Tolerância religiosa 2

Ontem escrevi um post sobre tolerância religiosa, mas apenas começamos a arranhar o assunto… não que consigamos esgotar tema tão vasto, mas gostaria de fazer mais algumas observações.

No post sobre tolerância política defendi que devemos ser intolerantes com o mal-feito. Como talvez dissesse o Bobbio, faz-se necessário combater a tolerância negativa (ou complacente com o mal) por meio da firmeza naquilo que for certo – o que ele chamou de intolerância positiva.

Nas minhas considerações sobre a religião, considerei que precisamos de mais tolerância. Mas uma tolerância que não seja apenas “suportar o diferente”, e sim aceitá-lo plenamente, inclusive aceitando-o como diferente e não tentar reduzi-lo a uma outra forma do que nós somos (como talvez dissessem os antropólogos, não devemos reduzir “o outro ao mesmo”). Esse papo de que “todos os caminhos levam a deus/o divino/a verdade/etc.” não significa aceitar o outro, significa negá-lo.

Mas, mesmo aumentando-se a tolerância, há espaço para a intolerância positiva, afinal, por exemplo, não podemos tolerar a intolerância militante de certos grupos religiosos. É necessário combater toda forma de violência que usa a religião como desculpa.
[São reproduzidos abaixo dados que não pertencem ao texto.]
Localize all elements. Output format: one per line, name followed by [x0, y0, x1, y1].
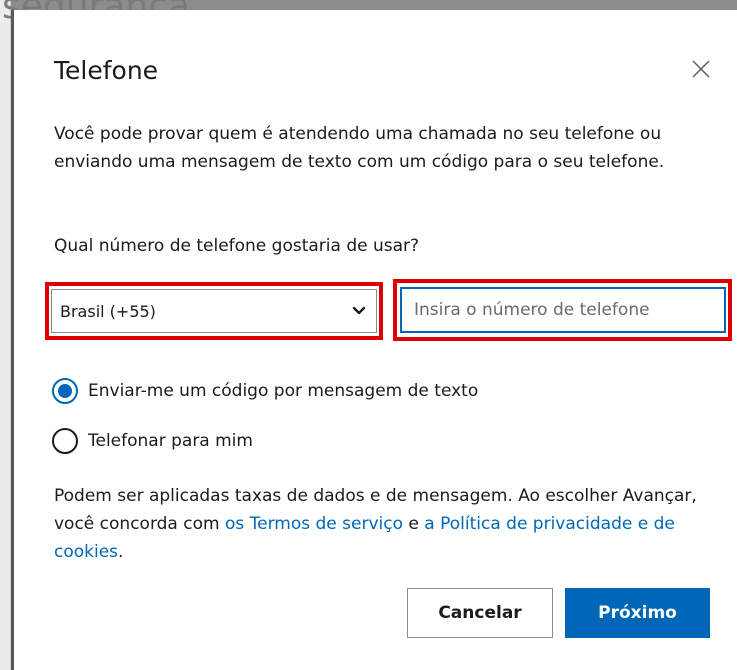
radio-unchecked[interactable]	[52, 428, 78, 454]
next-button[interactable]: Próximo	[565, 588, 710, 638]
country-code-value: Brasil (+55)	[60, 301, 156, 321]
option-call-me[interactable]: Telefonar para mim	[52, 428, 253, 454]
close-button[interactable]	[686, 54, 716, 84]
terms-text-after: .	[118, 542, 124, 562]
dialog-title: Telefone	[54, 56, 159, 85]
terms-of-service-link[interactable]: os Termos de serviço	[225, 514, 403, 534]
phone-dialog: Telefone Você pode provar quem é atenden…	[11, 10, 737, 670]
chevron-down-icon	[352, 306, 366, 315]
phone-question: Qual número de telefone gostaria de usar…	[54, 236, 420, 256]
radio-checked[interactable]	[52, 378, 78, 404]
option-call-me-label: Telefonar para mim	[88, 431, 253, 451]
phone-number-input[interactable]	[400, 287, 726, 333]
terms-text-middle: e	[403, 514, 425, 534]
country-code-select[interactable]: Brasil (+55)	[51, 289, 377, 333]
dialog-description: Você pode provar quem é atendendo uma ch…	[54, 124, 665, 172]
option-text-message[interactable]: Enviar-me um código por mensagem de text…	[52, 378, 478, 404]
background-left-strip	[0, 0, 11, 670]
cancel-button[interactable]: Cancelar	[407, 588, 553, 638]
terms-text: Podem ser aplicadas taxas de dados e de …	[54, 482, 714, 566]
close-icon	[692, 60, 710, 78]
option-text-message-label: Enviar-me um código por mensagem de text…	[88, 381, 479, 401]
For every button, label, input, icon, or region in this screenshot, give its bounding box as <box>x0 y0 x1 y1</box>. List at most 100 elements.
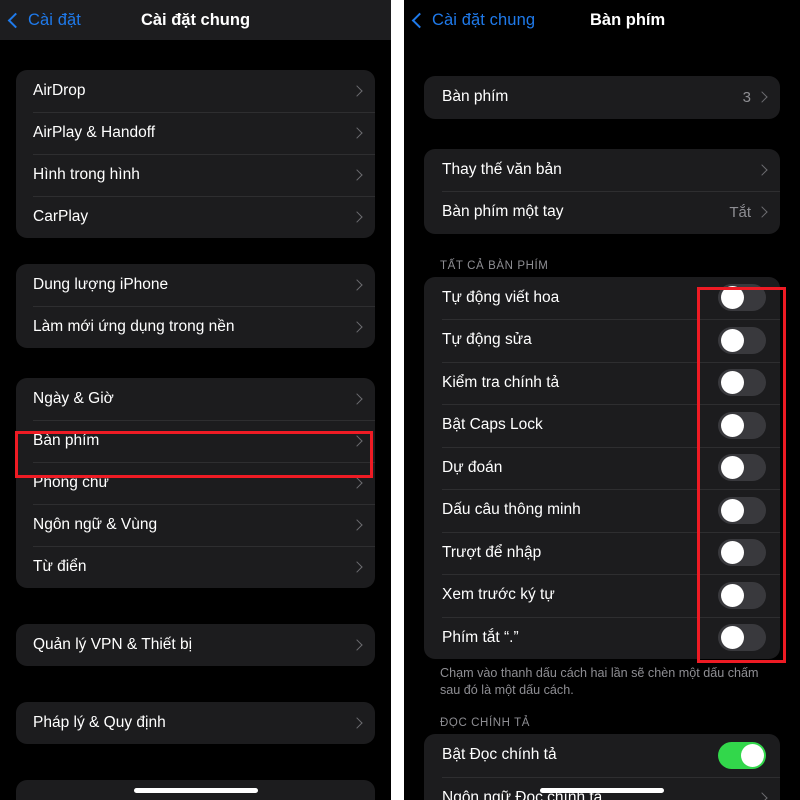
row-label: Thay thế văn bản <box>442 160 562 178</box>
row-label: Tự động sửa <box>442 331 532 349</box>
toggle-period-shortcut[interactable] <box>718 624 766 652</box>
sidebar-item-carplay[interactable]: CarPlay <box>16 196 375 238</box>
row-keyboards[interactable]: Bàn phím 3 <box>424 76 780 119</box>
toggle-check-spelling[interactable] <box>718 369 766 397</box>
keyboard-settings-list[interactable]: Bàn phím 3 Thay thế văn bản Bàn phím một… <box>404 40 800 800</box>
row-auto-capitalization[interactable]: Tự động viết hoa <box>424 277 780 320</box>
chevron-right-icon <box>756 91 768 103</box>
chevron-right-icon <box>351 321 363 333</box>
row-label: Làm mới ứng dụng trong nền <box>33 318 235 335</box>
sidebar-item-dictionary[interactable]: Từ điển <box>16 546 375 588</box>
left-phone-panel: Cài đặt Cài đặt chung AirDrop AirPlay & … <box>0 0 391 800</box>
chevron-right-icon <box>351 561 363 573</box>
section-header-all-keyboards: TẤT CẢ BÀN PHÍM <box>440 259 549 272</box>
toggle-knob <box>720 328 744 352</box>
left-group-legal: Pháp lý & Quy định <box>16 702 375 744</box>
toggle-slide-to-type[interactable] <box>718 539 766 567</box>
toggle-auto-correction[interactable] <box>718 326 766 354</box>
toggle-predictive[interactable] <box>718 454 766 482</box>
chevron-right-icon <box>351 85 363 97</box>
chevron-right-icon <box>351 279 363 291</box>
left-group-vpn: Quản lý VPN & Thiết bị <box>16 624 375 666</box>
sidebar-item-airplay-handoff[interactable]: AirPlay & Handoff <box>16 112 375 154</box>
chevron-left-icon <box>411 12 428 28</box>
row-label: Dự đoán <box>442 458 503 476</box>
toggle-smart-punctuation[interactable] <box>718 496 766 524</box>
row-label: Kiểm tra chính tả <box>442 373 560 391</box>
row-label: Ngôn ngữ & Vùng <box>33 516 158 533</box>
row-label: Dấu câu thông minh <box>442 501 581 519</box>
left-group-storage: Dung lượng iPhone Làm mới ứng dụng trong… <box>16 264 375 348</box>
toggle-enable-caps-lock[interactable] <box>718 411 766 439</box>
row-character-preview[interactable]: Xem trước ký tự <box>424 574 780 617</box>
right-page-title: Bàn phím <box>590 10 666 29</box>
toggle-auto-capitalization[interactable] <box>718 284 766 312</box>
row-enable-caps-lock[interactable]: Bật Caps Lock <box>424 404 780 447</box>
left-navigation-bar: Cài đặt Cài đặt chung <box>0 0 391 40</box>
home-indicator-right <box>540 788 664 793</box>
row-value-keyboard-count: 3 <box>742 88 751 106</box>
chevron-right-icon <box>351 435 363 447</box>
sidebar-item-language-region[interactable]: Ngôn ngữ & Vùng <box>16 504 375 546</box>
left-settings-list[interactable]: AirDrop AirPlay & Handoff Hình trong hìn… <box>0 40 391 800</box>
sidebar-item-keyboard[interactable]: Bàn phím <box>16 420 375 462</box>
row-label: Xem trước ký tự <box>442 586 555 604</box>
toggle-character-preview[interactable] <box>718 581 766 609</box>
row-label: Bàn phím một tay <box>442 203 564 221</box>
row-label: Bàn phím <box>442 88 509 106</box>
toggle-knob <box>720 541 744 565</box>
row-check-spelling[interactable]: Kiểm tra chính tả <box>424 361 780 405</box>
chevron-right-icon <box>351 127 363 139</box>
sidebar-item-vpn-device-management[interactable]: Quản lý VPN & Thiết bị <box>16 624 375 666</box>
row-label: AirDrop <box>33 82 86 99</box>
row-label: Bật Đọc chính tả <box>442 746 557 764</box>
right-back-label: Cài đặt chung <box>432 10 536 29</box>
sidebar-item-legal-regulatory[interactable]: Pháp lý & Quy định <box>16 702 375 744</box>
chevron-right-icon <box>351 169 363 181</box>
chevron-right-icon <box>756 206 768 218</box>
toggle-knob <box>720 583 744 607</box>
row-label: Ngày & Giờ <box>33 390 114 407</box>
section-header-dictation: ĐỌC CHÍNH TẢ <box>440 717 531 729</box>
screenshot-stage: Cài đặt Cài đặt chung AirDrop AirPlay & … <box>0 0 800 800</box>
right-navigation-bar: Cài đặt chung Bàn phím <box>404 0 800 40</box>
chevron-right-icon <box>351 477 363 489</box>
row-label: Phím tắt “.” <box>442 628 519 646</box>
sidebar-item-iphone-storage[interactable]: Dung lượng iPhone <box>16 264 375 306</box>
row-slide-to-type[interactable]: Trượt để nhập <box>424 531 780 575</box>
row-label: Bật Caps Lock <box>442 416 543 434</box>
right-phone-panel: Cài đặt chung Bàn phím Bàn phím 3 Thay t… <box>404 0 800 800</box>
chevron-right-icon <box>351 639 363 651</box>
chevron-right-icon <box>756 792 768 800</box>
right-back-button[interactable]: Cài đặt chung <box>411 10 536 30</box>
toggle-knob <box>740 743 764 767</box>
sidebar-item-date-time[interactable]: Ngày & Giờ <box>16 378 375 420</box>
left-page-title: Cài đặt chung <box>140 10 251 29</box>
chevron-right-icon <box>351 211 363 223</box>
row-label: CarPlay <box>33 208 89 225</box>
sidebar-item-picture-in-picture[interactable]: Hình trong hình <box>16 154 375 196</box>
chevron-right-icon <box>351 717 363 729</box>
row-label: Trượt để nhập <box>442 543 542 561</box>
toggle-knob <box>720 498 744 522</box>
row-label: Dung lượng iPhone <box>33 276 169 293</box>
sidebar-item-airdrop[interactable]: AirDrop <box>16 70 375 112</box>
toggle-knob <box>720 626 744 650</box>
row-enable-dictation[interactable]: Bật Đọc chính tả <box>424 734 780 777</box>
chevron-right-icon <box>756 164 768 176</box>
home-indicator-left <box>133 788 258 793</box>
toggle-knob <box>720 413 744 437</box>
left-group-datetime-keyboard: Ngày & Giờ Bàn phím Phông chữ Ngôn ngữ &… <box>16 378 375 588</box>
toggle-enable-dictation[interactable] <box>718 741 766 769</box>
sidebar-item-fonts[interactable]: Phông chữ <box>16 462 375 504</box>
row-label: AirPlay & Handoff <box>33 124 156 141</box>
row-period-shortcut[interactable]: Phím tắt “.” <box>424 616 780 660</box>
row-smart-punctuation[interactable]: Dấu câu thông minh <box>424 489 780 532</box>
group-all-keyboards: Tự động viết hoa Tự động sửa Kiểm tra ch… <box>424 276 780 660</box>
row-label: Phông chữ <box>33 474 109 491</box>
row-auto-correction[interactable]: Tự động sửa <box>424 319 780 362</box>
sidebar-item-background-app-refresh[interactable]: Làm mới ứng dụng trong nền <box>16 306 375 348</box>
row-predictive[interactable]: Dự đoán <box>424 446 780 490</box>
row-one-handed-keyboard[interactable]: Bàn phím một tay Tắt <box>424 191 780 234</box>
row-text-replacement[interactable]: Thay thế văn bản <box>424 149 780 192</box>
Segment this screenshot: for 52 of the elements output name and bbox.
Quem lembrou dos neopentecostais levante a mão… mas não são só eles. Na igreja católica há grupos intolerantes e, apesar de não conhecer casos no Brasil, certamente todos lembrarão dos talebãs e outros grupos islâmicos fundamentalistas. Taí a palavra ‘fundamentalista’. O problema é ser ‘fundamentalista’?

O que nos leva a outro assunto, o que é ser fundamentalista?
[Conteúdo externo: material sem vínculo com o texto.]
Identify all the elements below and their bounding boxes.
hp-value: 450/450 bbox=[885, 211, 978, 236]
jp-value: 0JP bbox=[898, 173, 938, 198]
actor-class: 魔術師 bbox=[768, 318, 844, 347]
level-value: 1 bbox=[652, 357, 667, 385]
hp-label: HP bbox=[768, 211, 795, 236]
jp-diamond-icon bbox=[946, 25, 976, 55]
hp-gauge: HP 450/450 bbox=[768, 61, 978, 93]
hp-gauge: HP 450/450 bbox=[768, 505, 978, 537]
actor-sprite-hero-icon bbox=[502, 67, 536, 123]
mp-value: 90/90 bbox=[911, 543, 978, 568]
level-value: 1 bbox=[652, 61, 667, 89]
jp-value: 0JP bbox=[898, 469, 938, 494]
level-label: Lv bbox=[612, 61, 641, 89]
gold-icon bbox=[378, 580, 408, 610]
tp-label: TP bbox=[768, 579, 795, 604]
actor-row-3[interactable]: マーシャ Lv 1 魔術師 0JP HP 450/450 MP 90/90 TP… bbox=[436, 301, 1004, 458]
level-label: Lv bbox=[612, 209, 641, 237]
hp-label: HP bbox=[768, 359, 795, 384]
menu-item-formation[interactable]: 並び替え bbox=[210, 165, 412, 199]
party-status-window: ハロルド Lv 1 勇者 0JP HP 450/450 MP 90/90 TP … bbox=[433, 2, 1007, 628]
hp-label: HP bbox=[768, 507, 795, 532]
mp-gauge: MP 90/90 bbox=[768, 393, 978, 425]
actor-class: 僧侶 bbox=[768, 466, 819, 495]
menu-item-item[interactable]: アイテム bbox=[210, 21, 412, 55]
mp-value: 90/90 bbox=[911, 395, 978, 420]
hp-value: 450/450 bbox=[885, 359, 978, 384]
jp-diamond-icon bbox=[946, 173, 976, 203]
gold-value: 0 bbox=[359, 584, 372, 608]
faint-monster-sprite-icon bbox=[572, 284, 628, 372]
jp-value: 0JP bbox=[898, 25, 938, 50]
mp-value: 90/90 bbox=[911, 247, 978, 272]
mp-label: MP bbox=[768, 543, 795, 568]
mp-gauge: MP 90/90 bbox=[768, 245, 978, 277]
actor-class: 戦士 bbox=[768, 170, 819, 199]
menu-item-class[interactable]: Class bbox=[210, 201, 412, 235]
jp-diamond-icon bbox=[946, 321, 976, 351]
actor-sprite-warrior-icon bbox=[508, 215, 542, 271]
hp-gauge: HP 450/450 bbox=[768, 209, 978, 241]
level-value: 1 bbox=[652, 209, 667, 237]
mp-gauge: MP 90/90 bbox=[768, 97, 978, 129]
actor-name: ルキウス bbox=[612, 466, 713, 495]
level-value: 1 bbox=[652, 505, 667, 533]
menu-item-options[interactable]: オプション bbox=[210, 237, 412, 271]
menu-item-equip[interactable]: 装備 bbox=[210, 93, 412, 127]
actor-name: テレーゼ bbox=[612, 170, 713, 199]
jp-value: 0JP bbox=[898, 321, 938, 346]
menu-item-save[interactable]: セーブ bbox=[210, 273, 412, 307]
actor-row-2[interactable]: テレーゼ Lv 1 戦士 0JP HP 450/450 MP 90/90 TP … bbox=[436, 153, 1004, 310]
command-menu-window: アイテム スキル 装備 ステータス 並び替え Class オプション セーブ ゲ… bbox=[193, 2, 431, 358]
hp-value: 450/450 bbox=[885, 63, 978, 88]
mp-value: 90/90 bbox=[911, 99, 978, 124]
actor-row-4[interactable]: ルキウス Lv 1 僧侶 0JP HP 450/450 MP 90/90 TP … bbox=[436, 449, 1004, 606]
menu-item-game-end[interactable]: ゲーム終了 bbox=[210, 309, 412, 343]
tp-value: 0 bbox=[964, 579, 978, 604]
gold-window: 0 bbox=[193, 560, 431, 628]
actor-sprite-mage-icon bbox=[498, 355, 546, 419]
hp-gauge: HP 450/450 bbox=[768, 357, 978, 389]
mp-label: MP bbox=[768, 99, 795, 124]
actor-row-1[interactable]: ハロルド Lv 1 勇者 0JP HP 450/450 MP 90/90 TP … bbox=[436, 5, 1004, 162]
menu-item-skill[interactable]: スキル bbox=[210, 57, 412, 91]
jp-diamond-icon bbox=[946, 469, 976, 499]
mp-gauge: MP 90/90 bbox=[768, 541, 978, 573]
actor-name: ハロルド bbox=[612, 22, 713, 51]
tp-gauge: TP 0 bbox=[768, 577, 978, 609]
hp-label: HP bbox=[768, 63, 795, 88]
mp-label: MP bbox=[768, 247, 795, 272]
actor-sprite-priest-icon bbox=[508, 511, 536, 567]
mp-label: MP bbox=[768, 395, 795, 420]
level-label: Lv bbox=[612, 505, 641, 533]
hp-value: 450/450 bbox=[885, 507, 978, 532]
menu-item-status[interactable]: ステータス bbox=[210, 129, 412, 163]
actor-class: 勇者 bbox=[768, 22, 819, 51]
Se for apenas observar os fundamentos da religião, não me parece haver problema, desde que, é claro, esses fundamentos não preguem a violência. Dizem que nenhuma religião prega a violência… não sei se isso é verdade… mas não quero acusar ninguém…

De qualquer modo, hoje usa-se a palavra fundamentalista como sinônimo de intolerante. Esse uso talvez devesse ser evitado, pois confunde aquele que conhece e adota os fundamentos de sua religião com aquele que usa esses mesmos fundamentos de modo intolerante. O problema, parece-me, não são os fundamentos, mas a intolerância negativa – aquela que nega e rejeita completamente o outro.

A confusão entre fundamentalista e intolerante pode não ser casual. Não que eu esteja denunciando uma conspiração dos incas venusianos, mas fazer essa confusão pode ajudar a dar a impressão que observar os preceitos de sua religião é necessariamente ruim e leva à intolerância negativa. Do tipo, você até pode ser religioso, desde que não seja fundamentalista. Quando na verdade você até pode ser fundamentalista, desde que não seja intolerante. O problema é a intolerância, seja ela militante, seja ela a sutil “redução ao mesmo”.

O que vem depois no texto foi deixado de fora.